En effet, les croyants considèrent la loi divine comme légitime en tout temps et tous lieux, mais elle ne devient applicable et légale qu’à partir du moment où un pacte écrit et signé par les représentants de la société est conclu. C’est-à-dire que le droit révélé ne devient pas automatiquement effectif, mais nécessite un pacte entre des humains pour l’accepter et le rendre légal.

De plus, contrairement au droit païen qui était coutumier, oral et informel, le droit musulman était écrit, codifié et effectif en vertu d’un contrat passé entre les hommes.Si on remonte plus loin, on remarque que le Prophète (ﷺ) faisait systématiquement précéder la création d’un système politique par une charte écrite ou un contrat. Ainsi, avant de donner une réalité concrète à la communauté politique musulmane avec le déplacement massif des musulmans vers Yathrib, le Prophète (ﷺ) lui avait donné une forme contractuelle et théorique avec le serment d’’Aqaba, où les Ansâr lui avaient solennellement prêté allégeance et avaient promis de respecter plusieurs engagements.

Après le traité de Médine, dès que la Cité médinoise étendra son pouvoir sur d’autres villes et tribus d’Arabie, le Prophète (ﷺ) fera toujours officialiser et réglementer les relations entre l’Etat médinois via des traités écrits.

Il apparaît plus généralement que l’Islam considère que toute forme d’organisation sociale complexe, de pouvoir et de relations entre des entités doit être régie par des pactes (‘ahd) et autres  traités (mîthâq).
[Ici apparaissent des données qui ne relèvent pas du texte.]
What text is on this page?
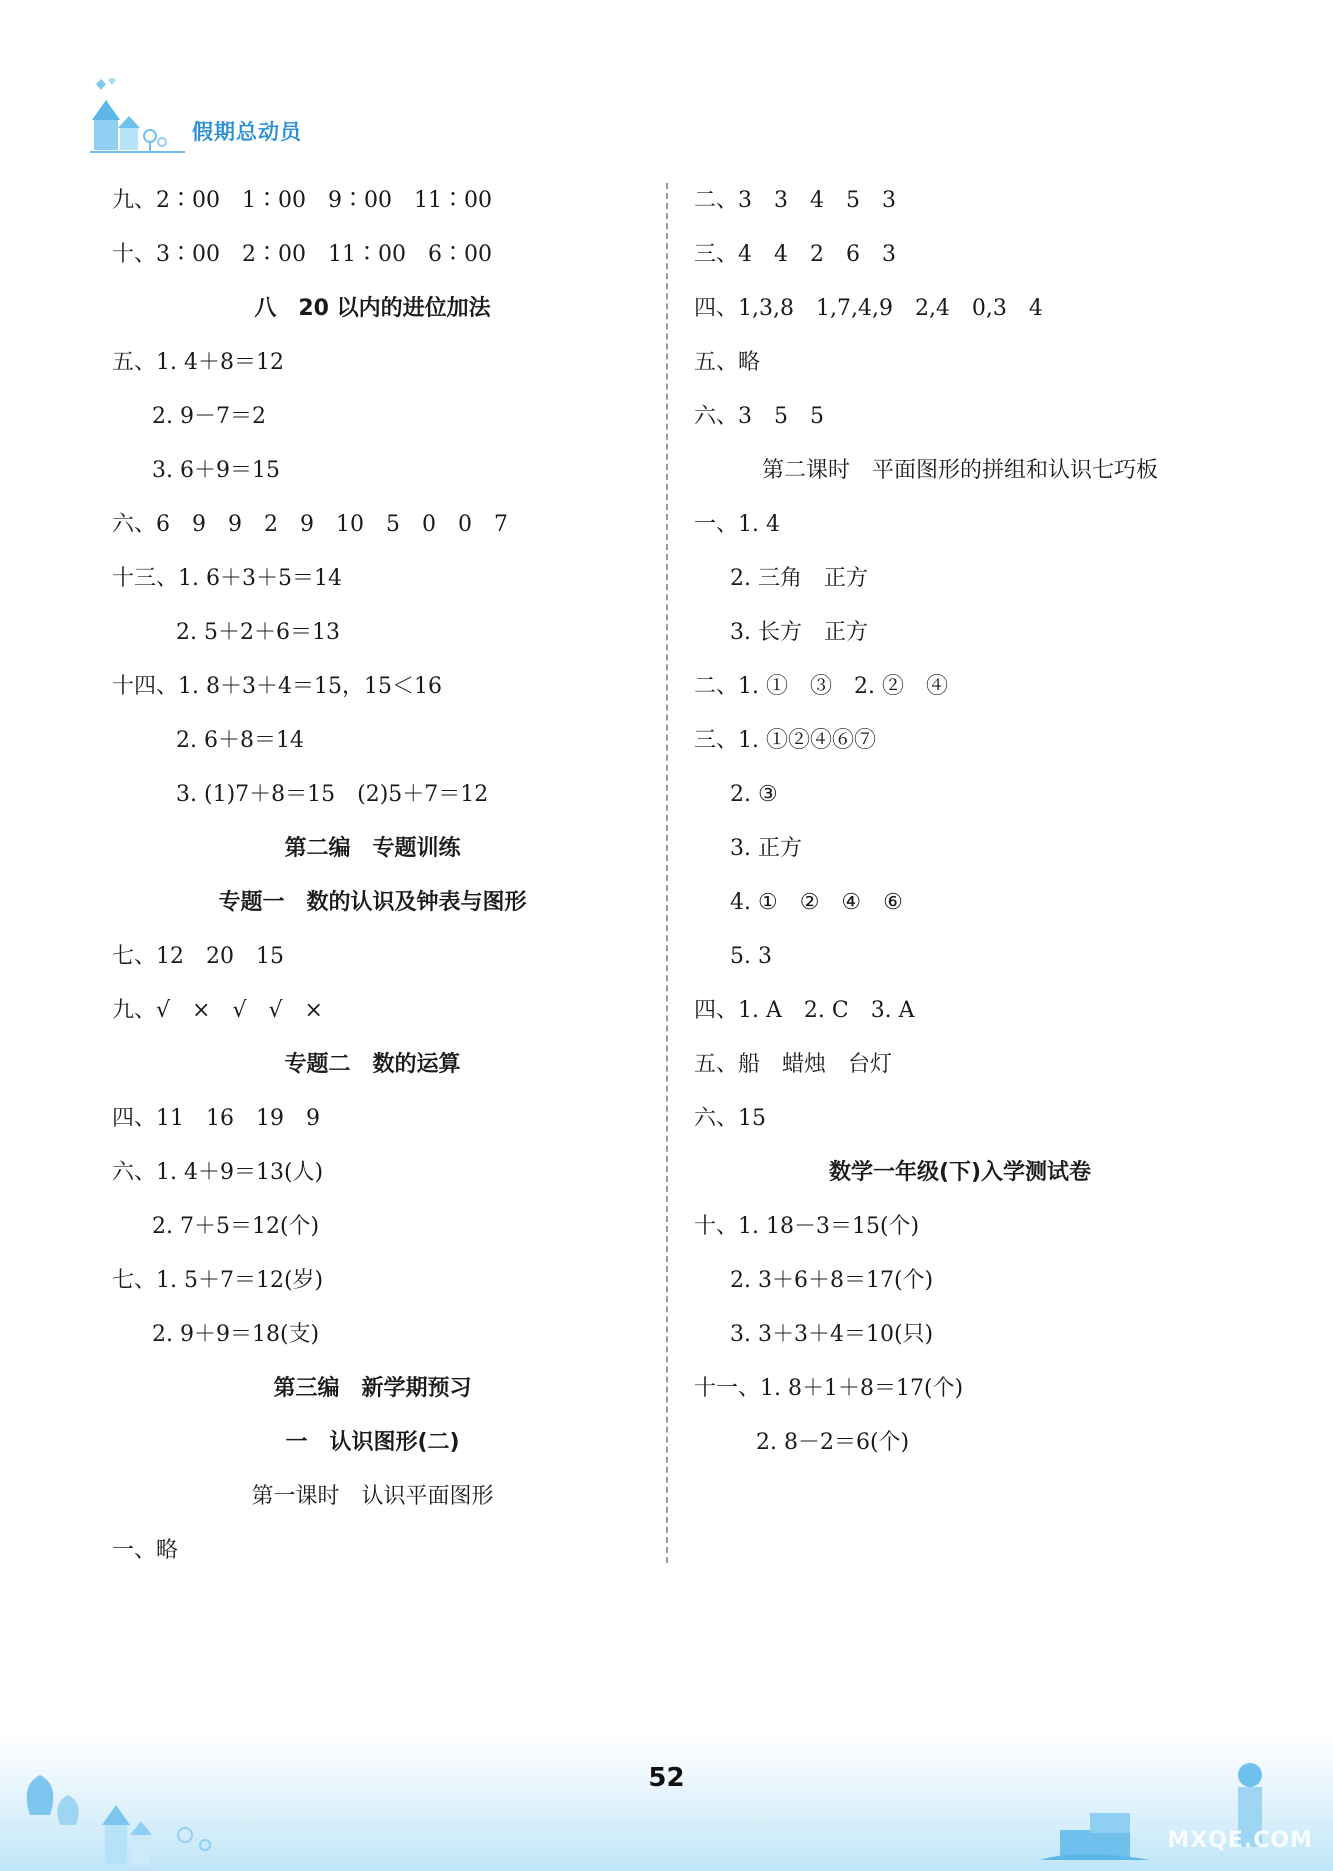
假期总动员
九、2∶00　1∶00　9∶00　11∶00
十、3∶00　2∶00　11∶00　6∶00
八　20 以内的进位加法
五、1. 4＋8＝12
2. 9－7＝2
3. 6＋9＝15
六、6　9　9　2　9　10　5　0　0　7
十三、1. 6＋3＋5＝14
2. 5＋2＋6＝13
十四、1. 8＋3＋4＝15，15＜16
2. 6＋8＝14
3. (1)7＋8＝15　(2)5＋7＝12
第二编　专题训练
专题一　数的认识及钟表与图形
七、12　20　15
九、√　×　√　√　×
专题二　数的运算
四、11　16　19　9
六、1. 4＋9＝13(人)
2. 7＋5＝12(个)
七、1. 5＋7＝12(岁)
2. 9＋9＝18(支)
第三编　新学期预习
一　认识图形(二)
第一课时　认识平面图形
一、略
二、3　3　4　5　3
三、4　4　2　6　3
四、1,3,8　1,7,4,9　2,4　0,3　4
五、略
六、3　5　5
第二课时　平面图形的拼组和认识七巧板
一、1. 4
2. 三角　正方
3. 长方　正方
二、1. ①　③　2. ②　④
三、1. ①②④⑥⑦
2. ③
3. 正方
4. ①　②　④　⑥
5. 3
四、1. A　2. C　3. A
五、船　蜡烛　台灯
六、15
数学一年级(下)入学测试卷
十、1. 18－3＝15(个)
2. 3＋6＋8＝17(个)
3. 3＋3＋4＝10(只)
十一、1. 8＋1＋8＝17(个)
2. 8－2＝6(个)
52
MXQE.COM
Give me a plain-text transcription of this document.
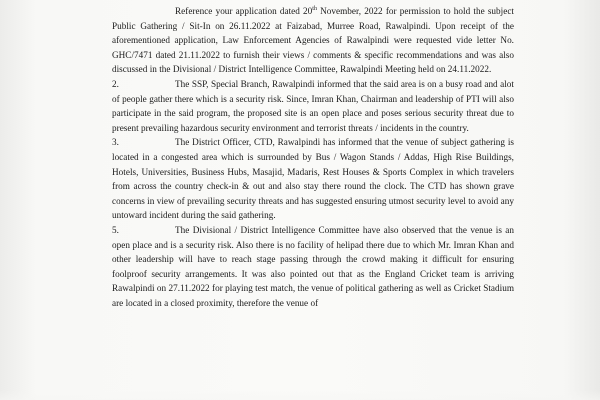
Reference your application dated 20th November, 2022 for permission to hold the subject Public Gathering / Sit-In on 26.11.2022 at Faizabad, Murree Road, Rawalpindi. Upon receipt of the aforementioned application, Law Enforcement Agencies of Rawalpindi were requested vide letter No. GHC/7471 dated 21.11.2022 to furnish their views / comments & specific recommendations and was also discussed in the Divisional / District Intelligence Committee, Rawalpindi Meeting held on 24.11.2022.

2.	The SSP, Special Branch, Rawalpindi informed that the said area is on a busy road and alot of people gather there which is a security risk. Since, Imran Khan, Chairman and leadership of PTI will also participate in the said program, the proposed site is an open place and poses serious security threat due to present prevailing hazardous security environment and terrorist threats / incidents in the country.

3.	The District Officer, CTD, Rawalpindi has informed that the venue of subject gathering is located in a congested area which is surrounded by Bus / Wagon Stands / Addas, High Rise Buildings, Hotels, Universities, Business Hubs, Masajid, Madaris, Rest Houses & Sports Complex in which travelers from across the country check-in & out and also stay there round the clock. The CTD has shown grave concerns in view of prevailing security threats and has suggested ensuring utmost security level to avoid any untoward incident during the said gathering.

5.	The Divisional / District Intelligence Committee have also observed that the venue is an open place and is a security risk. Also there is no facility of helipad there due to which Mr. Imran Khan and other leadership will have to reach stage passing through the crowd making it difficult for ensuring foolproof security arrangements. It was also pointed out that as the England Cricket team is arriving Rawalpindi on 27.11.2022 for playing test match, the venue of political gathering as well as Cricket Stadium are located in a closed proximity, therefore the venue of
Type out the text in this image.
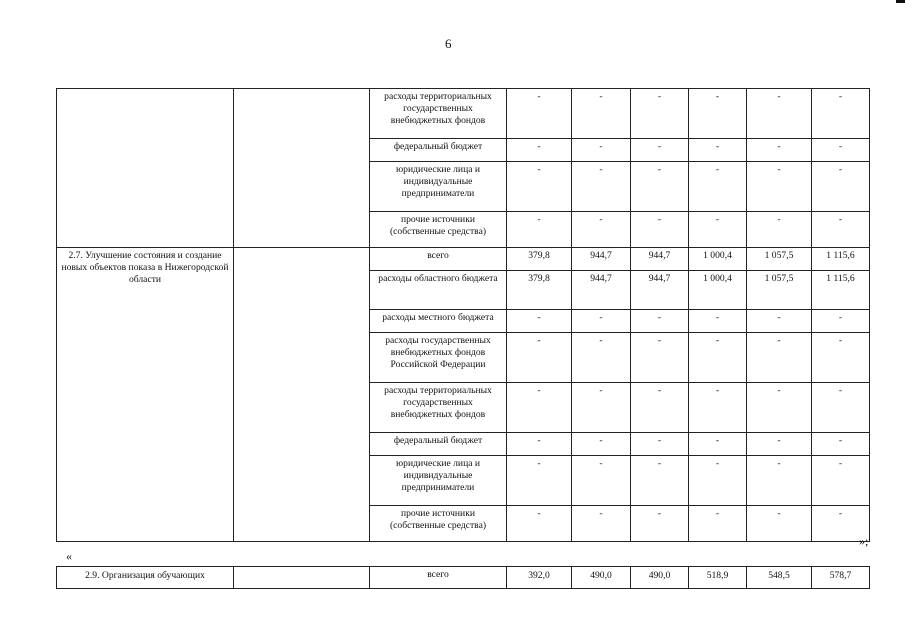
6
		расходы территориальных государственных внебюджетных фондов	-	-	-	-	-	-
		федеральный бюджет	-	-	-	-	-	-
		юридические лица и индивидуальные предприниматели	-	-	-	-	-	-
		прочие источники (собственные средства)	-	-	-	-	-	-
2.7. Улучшение состояния и создание новых объектов показа в Нижегородской области		всего	379,8	944,7	944,7	1 000,4	1 057,5	1 115,6
		расходы областного бюджета	379,8	944,7	944,7	1 000,4	1 057,5	1 115,6
		расходы местного бюджета	-	-	-	-	-	-
		расходы государственных внебюджетных фондов Российской Федерации	-	-	-	-	-	-
		расходы территориальных государственных внебюджетных фондов	-	-	-	-	-	-
		федеральный бюджет	-	-	-	-	-	-
		юридические лица и индивидуальные предприниматели	-	-	-	-	-	-
		прочие источники (собственные средства)	-	-	-	-	-	-
»;
«
2.9. Организация обучающих		всего	392,0	490,0	490,0	518,9	548,5	578,7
Le Coran définit même le pouvoir d’Allah sur les hommes de manière contractuelle, en mentionnant de nombreux « pactes » entre les Hommes et Allah, que ce soit avant la création entre les âmes et leur Créateur (Coran 7.172), entre les prophètes et Dieu :

{Allah reçut un jour l’engagement des prophètes en leur disant : « (…) lorsqu’un nouveau prophète viendra vous confirmer ce que vous savez déjà croyez en lui et prêtez-lui votre entier concours et Allah insista : « y consentez-vous ? En assumerez-vous la responsabilité ? » ; « Nous y consentons répondirent-ils, et Allah de conclure : « soyez-en témoins, J’en témoigne de même »} (Coran 3.81)

{وَإِذْ أَخَذَ اللَّهُ مِيثَاقَ النَّبِيِّينَ لَمَا آتَيْتُكُم مِّن كِتَابٍ وَحِكْمَةٍ ثُمَّ جَاءَكُمْ رَسُولٌ مُّصَدِّقٌ لِّمَا مَعَكُمْ لَتُؤْمِنُنَّ بِهِ وَلَتَنصُرُنَّهُ قَالَ أَأَقْرَرْتُمْ وَأَخَذْتُمْ عَلَى ذَلِكُمْ إِصْرِي قَالُوا أَقْرَرْنَا قَالَ فَاشْهَدُوا وَأَنَا مَعَكُم مِّنَ الشَّاهِدِينَ

Ou entre les fils d’Israël et Dieu :

{Nous avons fait prendre aux fils d’Israël l’engagement de n’adorer que Dieu, d’être bon envers leurs pères et mères, leurs proches, les orphelins et les pauvres (….)} (Coran 2.83)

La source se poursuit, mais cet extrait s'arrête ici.